The Parliamentary Joint Committee on Intelligence and Security (PJCIS) has begun accepting submissions for its review of Australia’s newly-minted encryption laws.

The review is tied to the amendments carried on the last day of Parliament for 2018, when Labor utterly capitulated, removed its own amendments, and allowed the law to pass through the Senate unamended. The government successfully had its 67 pages of amendments added to the Bill in the lower house.

“The Committee reached bipartisan agreement in its report on the Assistance and Access Bill,” PJCIS chair Liberal MP Andrew Hastie, and Deputy chair Labor’s Anthony Byrne said in a statement.

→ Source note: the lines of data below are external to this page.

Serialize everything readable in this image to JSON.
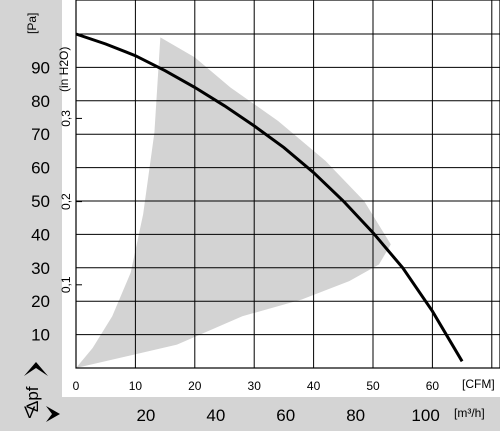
{
  "chart_data": {
    "type": "line",
    "left_axis": {
      "unit": "[Pa]",
      "label": "Δpf",
      "ticks": [
        10,
        20,
        30,
        40,
        50,
        60,
        70,
        80,
        90
      ],
      "range": [
        0,
        100
      ]
    },
    "inner_axis": {
      "unit": "(in H2O)",
      "ticks": [
        "0,1",
        "0,2",
        "0,3"
      ],
      "values": [
        0.1,
        0.2,
        0.3
      ]
    },
    "x_axis_cfm": {
      "unit": "[CFM]",
      "ticks": [
        0,
        10,
        20,
        30,
        40,
        50,
        60
      ],
      "range": [
        0,
        70
      ]
    },
    "x_axis_m3h": {
      "unit": "[m³/h]",
      "label": "V̇",
      "ticks": [
        20,
        40,
        60,
        80,
        100
      ]
    },
    "curve": {
      "x_cfm": [
        0,
        5,
        10,
        15,
        20,
        25,
        30,
        35,
        40,
        45,
        50,
        55,
        60,
        65
      ],
      "y_pa": [
        100,
        97,
        93.5,
        89,
        84,
        78.5,
        72.5,
        66,
        58.5,
        50,
        40.5,
        30,
        17,
        2
      ]
    },
    "operating_region": {
      "x_cfm": [
        0,
        2.8,
        6.1,
        9.2,
        11.3,
        13.2,
        14.2,
        20,
        26,
        34,
        42,
        48.5,
        53,
        51,
        46,
        38,
        28,
        17,
        0
      ],
      "y_pa": [
        0,
        6,
        15.5,
        28.5,
        46,
        70.5,
        99,
        93,
        84,
        74,
        62,
        50,
        37,
        31,
        26,
        20.5,
        15.5,
        7,
        0
      ]
    }
  }
}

“This review will focus on the final act as passed by the Parliament on 6 December 2018, with specific reference to government amendments — including those made to effect the committee’s bipartisan recommendations — made on that date.”

See: Australia’s encryption laws will fall foul of differing definitions

The committee must report back by April 3, 2019, and added that its upcoming review of Australia’s data retention laws will also include looking at the encryption laws, and is set to begin in April, and be completed by April 2020.

Last week, Signal said its application’s design and open sourcing made it impossible to backdoor the messaging app.

“The end-to-end encrypted contents of every message and voice/video call are protected by keys that are entirely inaccessible to us,” said Signal developer Joshua Lund said.

“Everything we do is open source and anyone is free to verify or examine the code for each release.”

Speaking last Wednesday, Home Affairs Minister Peter Dutton has confirmed that the government will not accept all of Labor’s amendments to its encryption Bill.

Labor passed the bill on the proviso that its amendments would be passed in the new year.

“I wasn’t prepared to walk away from my job and leave matters in a stand off and expose Australians to increased risk in terms of national security,” Opposition Leader Bill Shorten said at the time.

“Once the government ran away from the Parliament, at that point I thought we need to get to a sensible conclusion.”

However, Dutton said the government would only accept amendments that are consistent with the recommendations of the PJCIS.

“Labor can try and water it down through whatever means they like — [Shadow Attorney-General] Mark Dreyfus tried all sorts of games to prevent it from coming on in the Parliament — and ultimately, Labor got caught out,” he told reporters.

“This is a very important Bill, a very important law. I hope that Labor can get over their attempts to block it.”